De la tinta de Arturo Barba.

Arturo Barba Viernes 31 De Julio, 2020 · 07:24 am
Efectividad de mascarillas para prevenir COVID-19 está científicamente comprobado
El uso de cubrebocas y mascarillas es una de las pocas herramientas con las que cuenta la humanidad para combatir la pandemia de COVID-19 / Reuters 

En más de dos centenas de investigaciones publicadas en las revistas científicas más importantes del mundo, así como en informes elaborados por la Organización Mundial de la Salud, la comunidad científica y biomédica internacional sustenta, prácticamente de manera unánime, el uso de cubrebocas y mascarillas como una de las pocas herramientas con las que cuenta la humanidad para combatir la pandemia de COVID-19, en tanto no existan medicamentos ni vacunas.

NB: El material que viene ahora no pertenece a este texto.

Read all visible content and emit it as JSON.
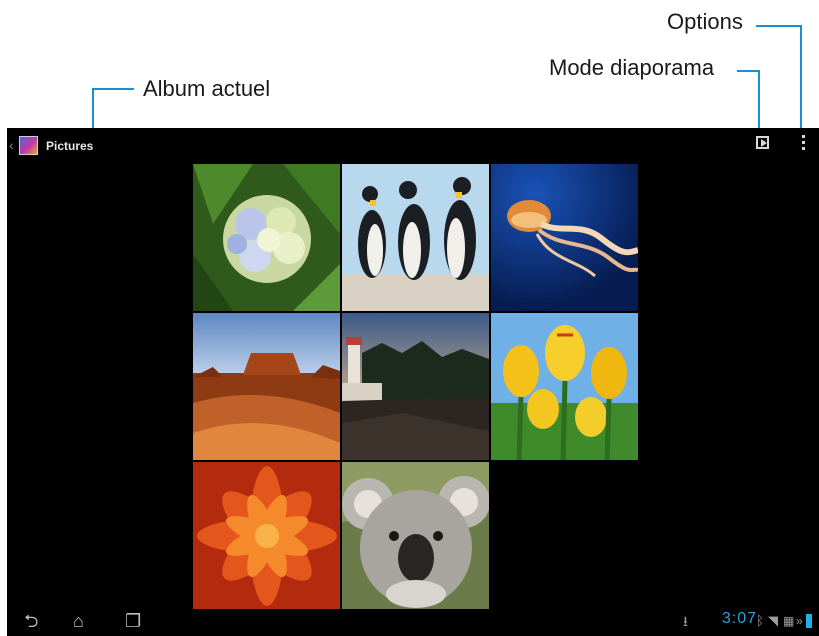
{
  "callouts": {
    "options": "Options",
    "slideshow_mode": "Mode diaporama",
    "current_album": "Album actuel"
  },
  "colors": {
    "callout_accent": "#1b8fd6",
    "screen_bg": "#000000",
    "clock": "#2aa0d8"
  },
  "actionbar": {
    "album_title": "Pictures",
    "album_icon": "gallery-app-icon",
    "slideshow_icon": "slideshow-icon",
    "overflow_icon": "overflow-menu-icon"
  },
  "photos": [
    {
      "subject": "hydrangea"
    },
    {
      "subject": "penguins"
    },
    {
      "subject": "jellyfish"
    },
    {
      "subject": "desert"
    },
    {
      "subject": "lighthouse"
    },
    {
      "subject": "tulips"
    },
    {
      "subject": "chrysanthemum"
    },
    {
      "subject": "koala"
    }
  ],
  "navbar": {
    "back_icon": "back-icon",
    "home_icon": "home-icon",
    "recents_icon": "recent-apps-icon"
  },
  "status_bar": {
    "time": "3:07"
  }
}
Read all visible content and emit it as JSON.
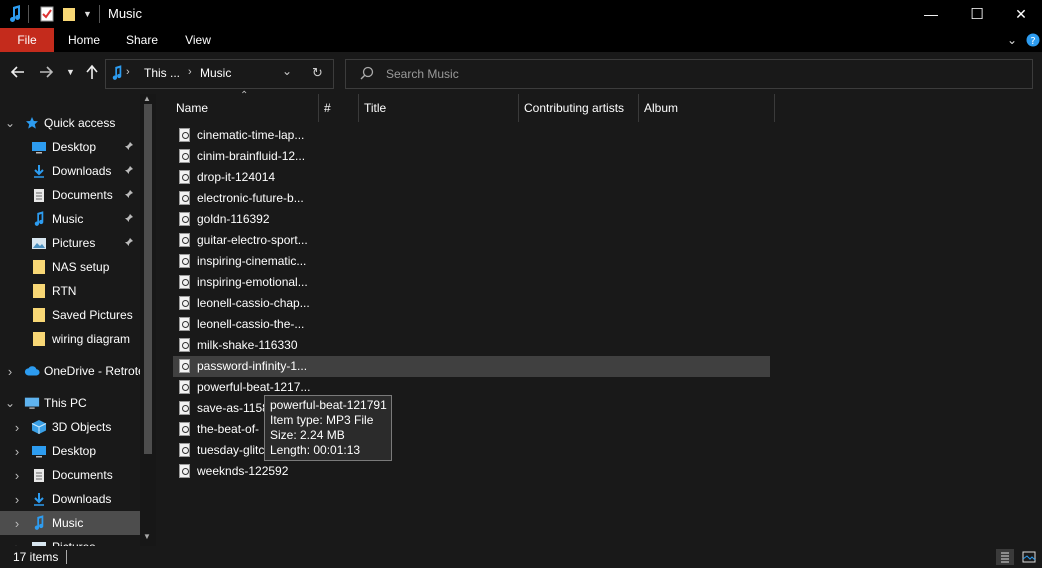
{
  "window": {
    "title": "Music",
    "quick_access_icons": [
      "music-note-icon",
      "properties-checklist-icon",
      "new-folder-icon",
      "customize-dropdown-icon"
    ],
    "controls": {
      "minimize": "—",
      "maximize": "☐",
      "close": "✕"
    }
  },
  "ribbon": {
    "tabs": [
      "File",
      "Home",
      "Share",
      "View"
    ],
    "expand_icon": "chevron-down-icon",
    "help_icon": "help-icon"
  },
  "address_bar": {
    "crumb_ellipsis": "This ...",
    "current": "Music",
    "separator": "›"
  },
  "search": {
    "placeholder": "Search Music"
  },
  "nav_pane": {
    "items": [
      {
        "label": "Quick access",
        "icon": "star-icon",
        "expanded": true,
        "pinned": false,
        "selected": false
      },
      {
        "label": "Desktop",
        "icon": "desktop-icon",
        "pinned": true,
        "selected": false
      },
      {
        "label": "Downloads",
        "icon": "download-arrow-icon",
        "pinned": true,
        "selected": false
      },
      {
        "label": "Documents",
        "icon": "document-icon",
        "pinned": true,
        "selected": false
      },
      {
        "label": "Music",
        "icon": "music-note-icon",
        "pinned": true,
        "selected": false
      },
      {
        "label": "Pictures",
        "icon": "pictures-icon",
        "pinned": true,
        "selected": false
      },
      {
        "label": "NAS setup",
        "icon": "folder-icon",
        "pinned": false,
        "selected": false
      },
      {
        "label": "RTN",
        "icon": "folder-icon",
        "pinned": false,
        "selected": false
      },
      {
        "label": "Saved Pictures",
        "icon": "folder-icon",
        "pinned": false,
        "selected": false
      },
      {
        "label": "wiring diagram",
        "icon": "folder-icon",
        "pinned": false,
        "selected": false
      },
      {
        "label": "OneDrive - Retrote",
        "icon": "cloud-icon",
        "expanded": false,
        "selected": false
      },
      {
        "label": "This PC",
        "icon": "computer-icon",
        "expanded": true,
        "selected": false
      },
      {
        "label": "3D Objects",
        "icon": "cube-icon",
        "expanded": false,
        "selected": false
      },
      {
        "label": "Desktop",
        "icon": "desktop-icon",
        "expanded": false,
        "selected": false
      },
      {
        "label": "Documents",
        "icon": "document-icon",
        "expanded": false,
        "selected": false
      },
      {
        "label": "Downloads",
        "icon": "download-arrow-icon",
        "expanded": false,
        "selected": false
      },
      {
        "label": "Music",
        "icon": "music-note-icon",
        "expanded": false,
        "selected": true
      },
      {
        "label": "Pictures",
        "icon": "pictures-icon",
        "expanded": false,
        "selected": false
      }
    ]
  },
  "columns": [
    "Name",
    "#",
    "Title",
    "Contributing artists",
    "Album"
  ],
  "files": [
    "cinematic-time-lap...",
    "cinim-brainfluid-12...",
    "drop-it-124014",
    "electronic-future-b...",
    "goldn-116392",
    "guitar-electro-sport...",
    "inspiring-cinematic...",
    "inspiring-emotional...",
    "leonell-cassio-chap...",
    "leonell-cassio-the-...",
    "milk-shake-116330",
    "password-infinity-1...",
    "powerful-beat-1217...",
    "save-as-1158",
    "the-beat-of-",
    "tuesday-glitc",
    "weeknds-122592"
  ],
  "selected_file_index": 11,
  "tooltip": {
    "name": "powerful-beat-121791",
    "type": "Item type: MP3 File",
    "size": "Size: 2.24 MB",
    "length": "Length: 00:01:13"
  },
  "status": {
    "count": "17 items",
    "views": [
      "details-view-icon",
      "large-icons-view-icon"
    ]
  },
  "colors": {
    "accent": "#c42b1c",
    "background": "#191919",
    "titlebar": "#000000",
    "selection": "#404040",
    "music_icon": "#2d9cf0",
    "folder": "#f8d775"
  }
}
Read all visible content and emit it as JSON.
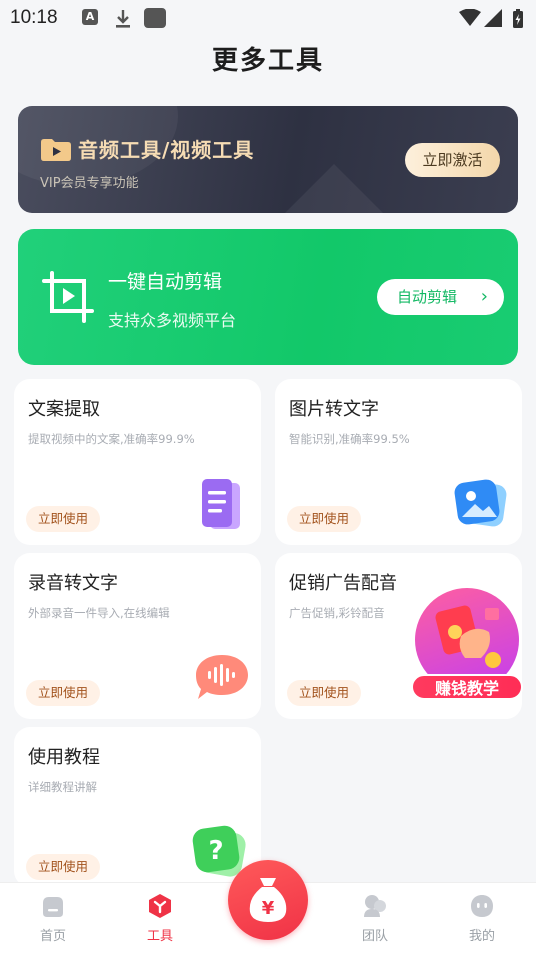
{
  "status_bar": {
    "time": "10:18",
    "a_badge": "A"
  },
  "page": {
    "title": "更多工具"
  },
  "vip_banner": {
    "title": "音频工具/视频工具",
    "subtitle": "VIP会员专享功能",
    "button": "立即激活"
  },
  "auto_banner": {
    "title": "一键自动剪辑",
    "subtitle": "支持众多视频平台",
    "button": "自动剪辑",
    "chevron": "›"
  },
  "tools": [
    {
      "title": "文案提取",
      "desc": "提取视频中的文案,准确率99.9%",
      "button": "立即使用",
      "icon": "document-icon"
    },
    {
      "title": "图片转文字",
      "desc": "智能识别,准确率99.5%",
      "button": "立即使用",
      "icon": "image-icon"
    },
    {
      "title": "录音转文字",
      "desc": "外部录音一件导入,在线编辑",
      "button": "立即使用",
      "icon": "audio-wave-icon"
    },
    {
      "title": "促销广告配音",
      "desc": "广告促销,彩铃配音",
      "button": "立即使用",
      "icon": "megaphone-icon"
    },
    {
      "title": "使用教程",
      "desc": "详细教程讲解",
      "button": "立即使用",
      "icon": "question-icon"
    }
  ],
  "promo": {
    "label": "赚钱教学"
  },
  "tabbar": {
    "items": [
      {
        "label": "首页",
        "active": false
      },
      {
        "label": "工具",
        "active": true
      },
      {
        "label": "团队",
        "active": false
      },
      {
        "label": "我的",
        "active": false
      }
    ],
    "center_icon": "money-bag-icon",
    "center_symbol": "¥"
  },
  "colors": {
    "accent_green": "#12c869",
    "accent_red": "#ef3346",
    "vip_gold": "#f6dcb4"
  }
}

Uno de los análisis más importantes llevados a cabo reunió 172 investigaciones llevadas a cabo en 16 países de todo el mundo y midió el impacto del distanciamiento físico, el uso de mascarillas y la protección ocular para prevenir la transmisión del SARS-CoV-2 de persona a persona.

La investigación publicada en la revista The Lancet el pasado 1 de junio por un equipo internacional de científicos dirigido por Holger Schünemann, del Departamento de Investigaciones de Salud, Métodos, Evidencia e Impacto de la Universidad McMaster, Canadá, analizó de manera sistemática esos estudios y ensayos publicados hasta mayo y revisó su metodología, los experimentos, así como la consistencia de los resultados.

Los hallazgos destacan que “el uso de mascarillas N95 podría resultar en una gran reducción en el riesgo de infección de hasta el 95% y brindan una certeza 3% mayor que las mascarillas o cubrebocas quirúrgicas desechables o los cubrebocas reutilizables de algodón de más de 3 capas”.

Estas mascarillas pueden impedir el paso de prácticamente casi todas las micropartículas de aerosoles que miden entre 2.5 a 5 micras (una micra mide una milésima de milímetro).

Los investigadores sostienen que el uso de mascarillas, protectores para ojos y el distanciamiento físico de cuando menos 2 metros conforman las mejores estrategias de protección personal.

Contagio por aerosoles y gotículas

Vale la pena recordar que la principal ruta de transmisión y contagio de SARS-CoV-2 –que ocasiona el síndrome respiratorio agudo severo y la infección de múltiples órganos– es el contacto con las pequeñas gotitas respiratorias y los aerosoles que expulsa una persona infectada al hablar, respirar, toser o estornudar.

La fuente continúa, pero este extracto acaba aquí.